Desde chico me apasionó el idioma castellano. Leía. No literatura de calidad. Mala mía. Leía muchas revistas y diarios. A los 4/5 años, mis padres me enviaban a una maestra particular y yo ya escribía pequeñas composiciones de diez o doce renglones. Guardo algunas de ellas. En la secundaria, la profesora Paula Severi me ayudó a amar el idioma de Cervantes. Nos hacía leer obras de teatro. Si bien, no podíamos evitar reírnos al interpretar, sentados en el banco, alguno de los papeles, el valorar cada palabra impactó fuertemente en mí. En «La Molinera de Arcos» yo debía decir: «Zúñiga, vuelve a ser Zúñiga». Y la risa nos ganaba a todos. Pero aprendí el valor, la fuerza, que tiene una palabra esdrújula. No es lo mismo miércoles que jueves, pero sábado tiene mucho de énfasis común.
Muchos años después, en 1989, empecé a trabajar en editorial Kairós. Mi tarea inicial era pasar a digital un comentario al libro bíblico de Jeremías. Aproximadamente unas mil hojas escritas a máquina. Mi jefa, Catalina Feser de Padilla, era implacable en detectar cada error, del autor, del traductor (porque el original estaba en inglés) o mío al tipear. Por eso, estimulé mi don de cuidar lo que escribía. Era la primera vez que accedía a una computadora.
Entonces, viendo mis avances, me ofrecieron corregir libros y la revista Misión, además de folletos y otros escritos. Pocos meses después, la editorial me pagó una parte de mis estudios en Corrección Literaria, que solo los ofrecía la Universidad de Belgrano. Fue muy lindo volver a las aulas. Fue muy lindo encontrarme con mi amigo Eliseo Angelucci, gran jugador de Scrabel y hacedor de crucigramas para La Nación y Joker. Habilísimo para las palabras, jugábamos siempre en el camino a adivinanzas y disfrutes de la construcción de las voces castellanas.
Desde entonces y hasta la actualidad sigo trabajando como corrector literario. Tuve el gusto de corregir para editoriales como Salvat y Perfil. además de zócalos para programas de televisión en Canal 7, por ejemplo. Mis notas las ofrezco siempre corregidas también. La tarea de corrector es maravillosa por lo altruista: trata de que lo que otro escribió se vea mejor, llegue mejor, cumpla su objetivo. Incluyo en mis trabajos la corrección de gramática, sintaxis, morfología, pero sobre todo, lo más difícil, la claridad y el estilo, sin que se pierda el sello de su autor. Esto último es todo un arte. Mucho más sencillo cuando se trata de un artículo. Muy complejo cuando se trata de un libro de varios capítulos.

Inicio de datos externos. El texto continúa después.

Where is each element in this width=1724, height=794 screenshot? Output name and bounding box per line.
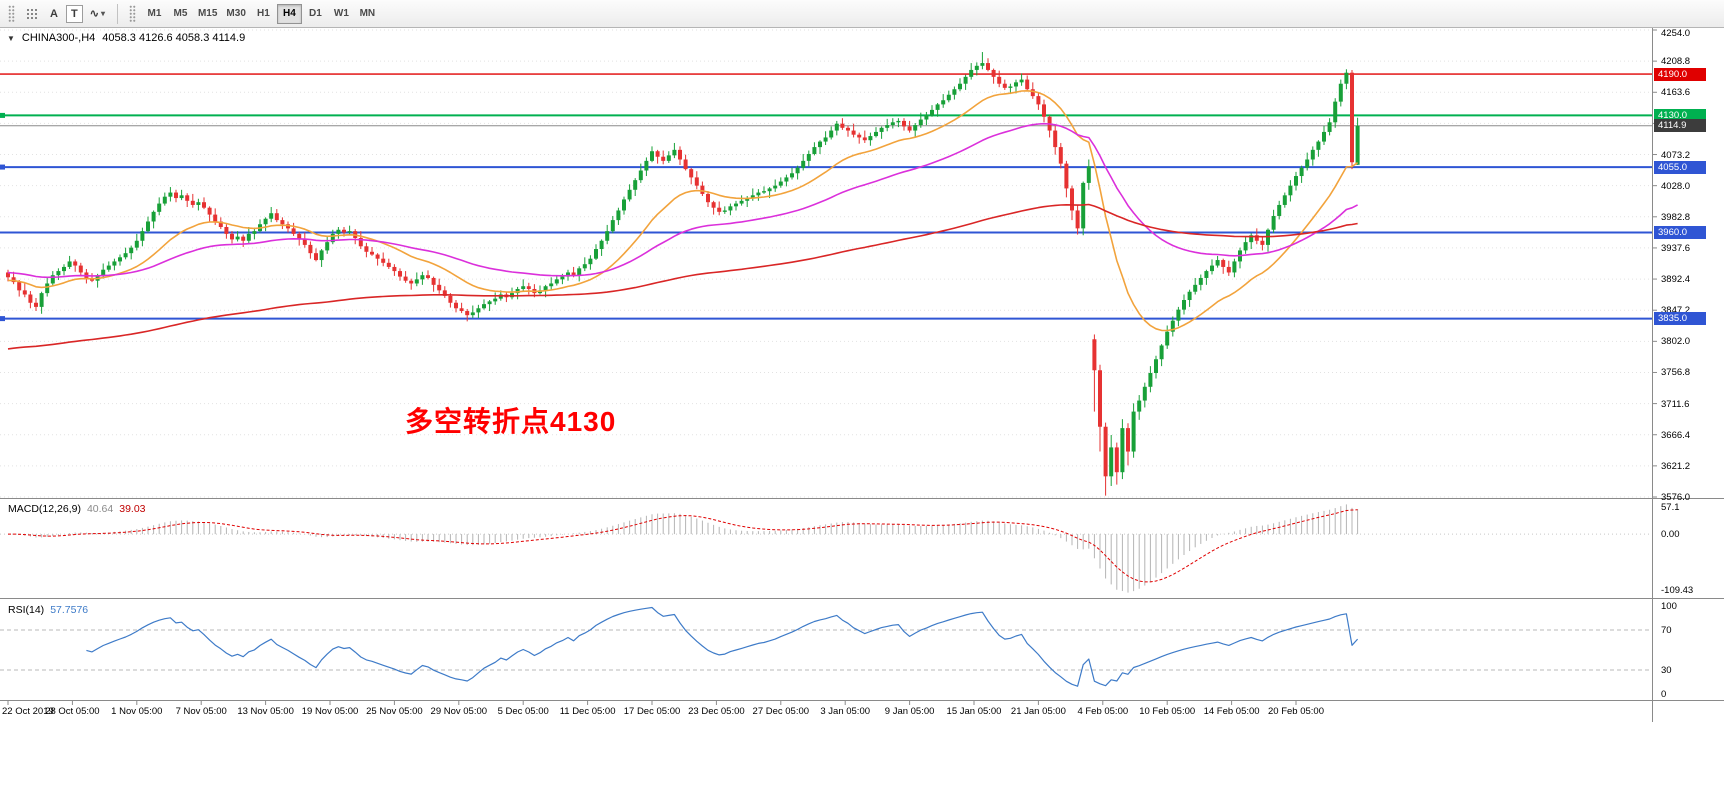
timeframe-group: M1 M5 M15 M30 H1 H4 D1 W1 MN — [142, 3, 380, 24]
timeframe-button-m30[interactable]: M30 — [222, 4, 249, 24]
hline-layer — [0, 73, 1652, 322]
date-tick-label: 3 Jan 05:00 — [820, 706, 871, 717]
price-badge-3835.0: 3835.0 — [1654, 312, 1706, 326]
timeframe-button-m15[interactable]: M15 — [194, 4, 221, 24]
macd-axis-label: 57.1 — [1661, 502, 1680, 513]
price-tick-label: 4073.2 — [1661, 149, 1691, 161]
timeframe-button-d1[interactable]: D1 — [303, 4, 328, 24]
date-tick-label: 1 Nov 05:00 — [111, 706, 163, 717]
rsi-label: RSI(14) 57.7576 — [8, 604, 88, 616]
macd-label: MACD(12,26,9) 40.64 39.03 — [8, 503, 146, 515]
macd-name: MACD(12,26,9) — [8, 503, 81, 515]
date-tick-label: 27 Dec 05:00 — [752, 706, 810, 717]
date-tick-label: 7 Nov 05:00 — [175, 706, 227, 717]
price-badge-4130.0: 4130.0 — [1654, 108, 1706, 122]
chevron-down-icon: ▾ — [100, 9, 105, 18]
price-tick-label: 3666.4 — [1661, 429, 1691, 441]
price-tick-label: 3847.2 — [1661, 305, 1691, 317]
date-tick-label: 21 Jan 05:00 — [1010, 706, 1066, 717]
price-tick-label: 3576.0 — [1661, 492, 1691, 503]
macd-value-main: 40.64 — [86, 503, 114, 515]
toolbar-separator — [116, 3, 118, 24]
price-tick-label: 4028.0 — [1661, 180, 1691, 192]
symbol-period-label: CHINA300-,H4 — [21, 32, 96, 44]
draw-tool-button[interactable]: ∿ ▾ — [85, 3, 110, 25]
chart-window: ▼ CHINA300-,H4 4058.3 4126.6 4058.3 4114… — [0, 28, 1724, 794]
date-tick-label: 17 Dec 05:00 — [623, 706, 681, 717]
toolbar-drag-handle[interactable] — [8, 5, 15, 22]
rsi-layer — [0, 606, 1652, 687]
rsi-name: RSI(14) — [8, 604, 45, 616]
date-tick-label: 25 Nov 05:00 — [366, 706, 423, 717]
text-tool-button[interactable]: T — [66, 4, 83, 23]
date-tick-label: 22 Oct 2019 — [2, 706, 54, 717]
toolbar: A T ∿ ▾ M1 M5 M15 M30 H1 H4 D1 W1 MN — [0, 0, 1724, 28]
date-tick-label: 11 Dec 05:00 — [559, 706, 616, 717]
date-tick-label: 28 Oct 05:00 — [45, 706, 100, 717]
timeframe-button-mn[interactable]: MN — [355, 4, 380, 24]
chart-canvas[interactable] — [0, 28, 1724, 794]
moving-averages-layer — [7, 90, 1359, 350]
price-tick-label: 4163.6 — [1661, 87, 1691, 99]
date-tick-label: 4 Feb 05:00 — [1077, 706, 1129, 717]
candles-layer — [6, 52, 1360, 496]
price-tick-label: 3802.0 — [1661, 336, 1691, 348]
price-tick-label: 3711.6 — [1661, 398, 1690, 410]
macd-layer — [0, 504, 1652, 593]
price-badge-4114.9: 4114.9 — [1654, 119, 1706, 133]
date-axis[interactable]: 22 Oct 2019 28 Oct 05:00 1 Nov 05:00 7 Nov … — [0, 700, 1652, 722]
chart-title: ▼ CHINA300-,H4 4058.3 4126.6 4058.3 4114… — [7, 32, 245, 44]
rsi-axis-label: 0 — [1661, 689, 1667, 700]
rsi-axis-label: 100 — [1661, 601, 1677, 612]
timeframe-button-w1[interactable]: W1 — [329, 4, 354, 24]
ohlc-values: 4058.3 4126.6 4058.3 4114.9 — [102, 32, 246, 44]
date-tick-label: 14 Feb 05:00 — [1203, 706, 1260, 717]
toolbar-drag-handle-2[interactable] — [128, 5, 136, 22]
squiggle-icon: ∿ — [89, 8, 99, 20]
rsi-axis-label: 30 — [1661, 665, 1672, 676]
menu-grid-button[interactable] — [21, 3, 42, 25]
dropdown-triangle-icon[interactable]: ▼ — [7, 34, 15, 43]
menu-grid-icon — [26, 8, 37, 19]
chart-text-annotation[interactable]: 多空转折点4130 — [405, 406, 617, 437]
date-tick-label: 19 Nov 05:00 — [301, 706, 359, 717]
price-tick-label: 3982.8 — [1661, 211, 1691, 223]
price-tick-label: 3621.2 — [1661, 460, 1691, 472]
date-tick-label: 20 Feb 05:00 — [1268, 706, 1324, 717]
date-tick-label: 23 Dec 05:00 — [688, 706, 745, 717]
price-tick-label: 3937.6 — [1661, 242, 1691, 254]
macd-axis-label: -109.43 — [1661, 585, 1694, 596]
date-tick-label: 10 Feb 05:00 — [1139, 706, 1196, 717]
rsi-axis-label: 70 — [1661, 625, 1672, 636]
price-axis[interactable]: 4254.04208.84163.64118.44073.24028.03982… — [1653, 28, 1724, 722]
price-tick-label: 4208.8 — [1661, 56, 1691, 68]
date-tick-label: 5 Dec 05:00 — [497, 706, 549, 717]
date-tick-label: 9 Jan 05:00 — [884, 706, 935, 717]
date-tick-label: 13 Nov 05:00 — [237, 706, 294, 717]
price-badge-4190.0: 4190.0 — [1654, 67, 1706, 81]
timeframe-button-m5[interactable]: M5 — [168, 4, 193, 24]
text-label-button[interactable]: A — [44, 3, 64, 25]
timeframe-button-h1[interactable]: H1 — [251, 4, 276, 24]
timeframe-button-m1[interactable]: M1 — [142, 4, 167, 24]
chrome-layer — [0, 28, 1724, 722]
price-tick-label: 4254.0 — [1661, 28, 1691, 39]
price-tick-label: 3756.8 — [1661, 367, 1691, 379]
price-badge-4055.0: 4055.0 — [1654, 160, 1706, 174]
date-tick-label: 29 Nov 05:00 — [430, 706, 488, 717]
grid-layer — [0, 29, 1652, 498]
price-tick-label: 3892.4 — [1661, 274, 1691, 286]
timeframe-button-h4[interactable]: H4 — [276, 3, 302, 24]
rsi-value: 57.7576 — [50, 604, 89, 616]
macd-axis-label: 0.00 — [1661, 529, 1680, 541]
macd-value-signal: 39.03 — [119, 503, 146, 515]
price-badge-3960.0: 3960.0 — [1654, 226, 1706, 239]
date-tick-label: 15 Jan 05:00 — [946, 706, 1002, 717]
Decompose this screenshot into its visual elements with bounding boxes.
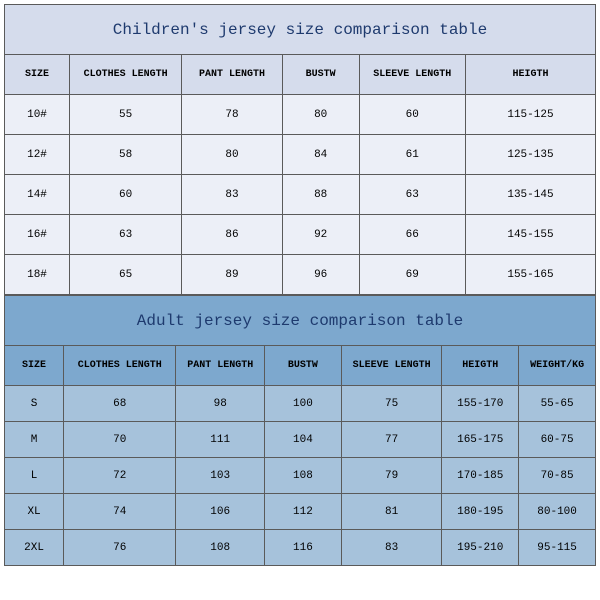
col-sleeve: SLEEVE LENGTH: [359, 55, 465, 95]
table-row: 18# 65 89 96 69 155-165: [5, 255, 596, 295]
cell: 70: [64, 422, 176, 458]
cell: 111: [176, 422, 265, 458]
cell: 108: [265, 458, 342, 494]
cell: 88: [282, 175, 359, 215]
adult-size-table: Adult jersey size comparison table SIZE …: [4, 295, 596, 566]
cell: 155-165: [465, 255, 595, 295]
cell: 80-100: [519, 494, 596, 530]
table-row: 16# 63 86 92 66 145-155: [5, 215, 596, 255]
children-size-table: Children's jersey size comparison table …: [4, 4, 596, 295]
cell: 63: [70, 215, 182, 255]
table-row: S 68 98 100 75 155-170 55-65: [5, 386, 596, 422]
cell: 96: [282, 255, 359, 295]
cell: 78: [182, 95, 282, 135]
cell: 145-155: [465, 215, 595, 255]
cell: 195-210: [442, 530, 519, 566]
children-table-title: Children's jersey size comparison table: [5, 5, 596, 55]
cell: 61: [359, 135, 465, 175]
cell: 2XL: [5, 530, 64, 566]
cell: 80: [182, 135, 282, 175]
cell: 60: [359, 95, 465, 135]
col-clothes: CLOTHES LENGTH: [70, 55, 182, 95]
table-row: XL 74 106 112 81 180-195 80-100: [5, 494, 596, 530]
cell: 83: [341, 530, 441, 566]
cell: 69: [359, 255, 465, 295]
cell: 115-125: [465, 95, 595, 135]
cell: 77: [341, 422, 441, 458]
cell: 92: [282, 215, 359, 255]
cell: 83: [182, 175, 282, 215]
table-row: 10# 55 78 80 60 115-125: [5, 95, 596, 135]
col-sleeve: SLEEVE LENGTH: [341, 346, 441, 386]
cell: 72: [64, 458, 176, 494]
cell: 106: [176, 494, 265, 530]
col-size: SIZE: [5, 346, 64, 386]
cell: 16#: [5, 215, 70, 255]
cell: 76: [64, 530, 176, 566]
cell: L: [5, 458, 64, 494]
cell: 70-85: [519, 458, 596, 494]
cell: 68: [64, 386, 176, 422]
cell: 12#: [5, 135, 70, 175]
cell: 66: [359, 215, 465, 255]
cell: 84: [282, 135, 359, 175]
cell: 60: [70, 175, 182, 215]
adult-table-title: Adult jersey size comparison table: [5, 296, 596, 346]
cell: 98: [176, 386, 265, 422]
cell: 104: [265, 422, 342, 458]
cell: 55: [70, 95, 182, 135]
col-weight: WEIGHT/KG: [519, 346, 596, 386]
cell: 180-195: [442, 494, 519, 530]
col-size: SIZE: [5, 55, 70, 95]
cell: 103: [176, 458, 265, 494]
table-row: M 70 111 104 77 165-175 60-75: [5, 422, 596, 458]
cell: 81: [341, 494, 441, 530]
cell: 86: [182, 215, 282, 255]
table-row: L 72 103 108 79 170-185 70-85: [5, 458, 596, 494]
col-height: HEIGTH: [442, 346, 519, 386]
cell: 89: [182, 255, 282, 295]
cell: 10#: [5, 95, 70, 135]
cell: 80: [282, 95, 359, 135]
col-bust: BUSTW: [282, 55, 359, 95]
children-header-row: SIZE CLOTHES LENGTH PANT LENGTH BUSTW SL…: [5, 55, 596, 95]
cell: 135-145: [465, 175, 595, 215]
table-row: 14# 60 83 88 63 135-145: [5, 175, 596, 215]
cell: 112: [265, 494, 342, 530]
col-pant: PANT LENGTH: [176, 346, 265, 386]
adult-header-row: SIZE CLOTHES LENGTH PANT LENGTH BUSTW SL…: [5, 346, 596, 386]
cell: 55-65: [519, 386, 596, 422]
col-height: HEIGTH: [465, 55, 595, 95]
cell: 60-75: [519, 422, 596, 458]
cell: 95-115: [519, 530, 596, 566]
cell: 155-170: [442, 386, 519, 422]
cell: 116: [265, 530, 342, 566]
col-pant: PANT LENGTH: [182, 55, 282, 95]
col-bust: BUSTW: [265, 346, 342, 386]
cell: 125-135: [465, 135, 595, 175]
cell: 65: [70, 255, 182, 295]
table-row: 12# 58 80 84 61 125-135: [5, 135, 596, 175]
cell: 170-185: [442, 458, 519, 494]
cell: XL: [5, 494, 64, 530]
cell: 74: [64, 494, 176, 530]
cell: 63: [359, 175, 465, 215]
cell: 58: [70, 135, 182, 175]
cell: 75: [341, 386, 441, 422]
col-clothes: CLOTHES LENGTH: [64, 346, 176, 386]
cell: 79: [341, 458, 441, 494]
cell: 100: [265, 386, 342, 422]
cell: 108: [176, 530, 265, 566]
cell: M: [5, 422, 64, 458]
table-row: 2XL 76 108 116 83 195-210 95-115: [5, 530, 596, 566]
cell: 18#: [5, 255, 70, 295]
cell: 165-175: [442, 422, 519, 458]
cell: 14#: [5, 175, 70, 215]
cell: S: [5, 386, 64, 422]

Y corrijo todo tipo de material: desde sesudos ensayos históricos hasta etiquetas de productos o calendarios, donde «solo» hay que revisar que estén bien los días y las fechas. He corregido durante varios años revistas enteras, como Aire y Sol (1998-2001), Aire Libre (2001, 2005-2007), Puerto Pesca (2005-2010). En esos casos, había que respetar muchos estilos diferentes y, casi todos, productos de los mejores en sus materias, pero no de periodistas con formación académica. Algunos daba gusto leerlos y había que retocar muy poco: Marcelo Morales, Federico Kirbus, Walter Togneri… Con otros, la estrategia era sostener alguna charla, generalmente por teléfono, para aclarar las dudas que me suscitaban frases incompletas, giros idiomáticos, párrafos que no terminaban una idea, etc. Esto es un ejercicio muy enriquecedor para ambas partes.
Lamentablemente, hoy día los grandes medios han echado a muchos correctores en búsqueda de reducir gastos. Diarios que antes eran usados como ejemplos en las escuelas ya no gozan de la misma pulcra redacción. Se les pide a los periodistas o redactores que corrijan sus propios trabajos sabiendo que no son precisamente técnicos en la material y que, además, es muy difícil que uno se corrija a sí mismo, sobre todo, si se trabaja contra reloj.
En otras notas les voy a contar algunas de las muchas situaciones graciosas, derivadas de la riqueza del idioma más lindo del mundo.